This is the eighteenth entry of a year-long journal on learning the 3D application, Houdini, created by Side Effects Software. Houdini is a sophisticated application that is widely used in the production of visual effects for Hollywood films such as Big Hero 6, Mad Max: Fury Road and many others.
In my previous Learning Houdini Journal 17, I started a new series of tutorials created by a favorite Houdini instructor: Rohan Dalvi. The course is called "Procedural Vehicle Modeling". I completed the first chapter, but struggled with chapter two which used a Boolean technique to create doors and windows in the bus
Chapter Two - Finish Bus Front Details (Finally)

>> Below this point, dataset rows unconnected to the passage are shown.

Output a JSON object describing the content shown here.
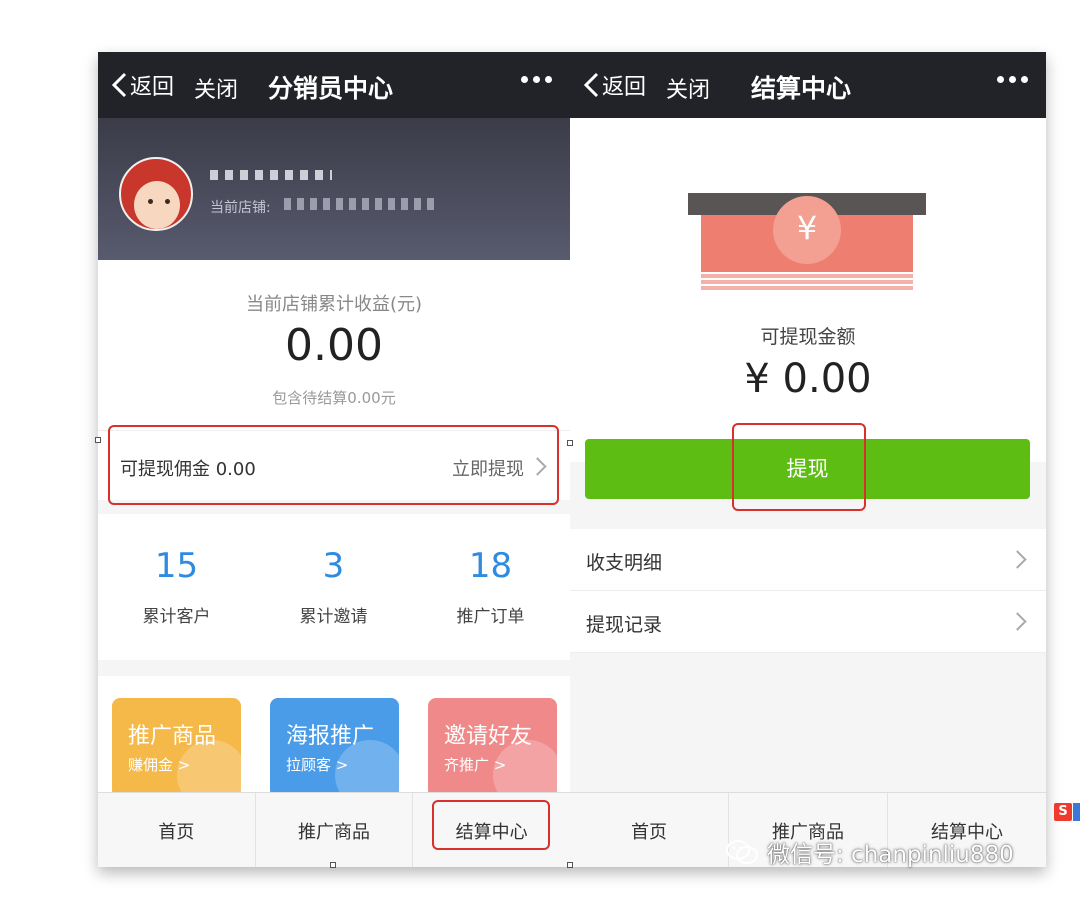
{
  "left_screen": {
    "nav": {
      "back_label": "返回",
      "close_label": "关闭",
      "title": "分销员中心"
    },
    "profile": {
      "shop_label": "当前店铺:"
    },
    "earnings": {
      "title": "当前店铺累计收益(元)",
      "value": "0.00",
      "sub": "包含待结算0.00元"
    },
    "commission": {
      "label": "可提现佣金 0.00",
      "action": "立即提现"
    },
    "stats": [
      {
        "value": "15",
        "label": "累计客户"
      },
      {
        "value": "3",
        "label": "累计邀请"
      },
      {
        "value": "18",
        "label": "推广订单"
      }
    ],
    "tiles": [
      {
        "title": "推广商品",
        "sub": "赚佣金 >",
        "color": "#f5b94a"
      },
      {
        "title": "海报推广",
        "sub": "拉顾客 >",
        "color": "#4a9ce8"
      },
      {
        "title": "邀请好友",
        "sub": "齐推广 >",
        "color": "#f08a8a"
      }
    ],
    "tabs": [
      "首页",
      "推广商品",
      "结算中心"
    ]
  },
  "right_screen": {
    "nav": {
      "back_label": "返回",
      "close_label": "关闭",
      "title": "结算中心"
    },
    "bill_symbol": "¥",
    "withdraw": {
      "label": "可提现金额",
      "amount": "¥ 0.00",
      "button": "提现"
    },
    "list": [
      {
        "label": "收支明细"
      },
      {
        "label": "提现记录"
      }
    ],
    "tabs": [
      "首页",
      "推广商品",
      "结算中心"
    ]
  },
  "watermark": {
    "text": "微信号: chanpinliu880"
  },
  "colors": {
    "nav_bg": "#222328",
    "accent_blue": "#2f8be0",
    "button_green": "#5ebd13",
    "highlight_red": "#d8302a"
  }
}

Chapter two has been a real bear for me to finish. The entire tutorial is probably too advanced for me, but I'm determined to complete the project. Most of my problems have been due to my results not being the same as Mr. Dalvi's results as he goes through the process of creating 4 details on the Bus front: the door, the cut for the tire, the front window and the grill. Conceptually, I understand the process of using Boolean technique to create the details (use a box to cut out the whole you want). Houdini, being a parametric application, uses nodes to accomplish everything. The application of nodes has been hard for me to figure out. So much so that I've started the entire first and second chapters of the tutorial twice.
Still, I think it's good to go over the steps again and again as you really start to understand what you are doing. Also, Houdini begins to become more familiar and less intimidating.
-end chapter two model (front of bus)
Final Bus Front Details
The illustration above is the final bus front details (window, grill, door and tire cut). One you break it down, the modeling process is pretty strait-forward: Create a box, position it using "bbox" expression and manual manipulation, then use a cookie node to cut out the area you want on the bus model.
I noted in my previous journal that I was having problems with alignment of the boxes, but this was primarily my own issue of understanding the expressions Mr. Dalvi was using to position the box. It's just a matter of using them over and over again until you understand how certain expressions work. Also, the Houdini manual (available from within the application itself) is quite good on explaining expressions and how they are used.
Three main nodes for Ch 2: Box, cookie and poly-bevel
The main problem I faced in finishing up the bus front details was using the poly-bevel node to round off the door and front window. For some reason, I kept getting a bevel that affected points instead of edges. Once I worked on the parameters outside of the tutorial (just create a box and bevel the edges), I began to understand what parameters to select in order to get the right bevel. Again, just a matter of practice.
Still Working to Understand Node-Based Workflow
I'm still struggling a bit to understand the node-based workflow of Houdini. Coming from a Cinema 4D background, it's quite a shift in world view to nodes, nodes and more nodes. I think, perhaps, it's because nodes initially separate you from the object you are working on. It's a kind of representation, whereas in a traditional 3D application you work directly on the object and adjust it's parameters. Getting this nodal mindset is essential to solving problems and fixing anything that might go wrong. Otherwise, you are lost and have to start over again. Which is what I've been doing for the last two weeks.
I'm excited about getting through chapter 2 of Rohan Dalvi's Procedural Modeling tutorial, even though it took much longer than expected. Perhaps I'll carry some of the ideas and techniques used in the first two chapters into the rest of the tutorial. I hope so, because at this rate it will be a long time before I finish!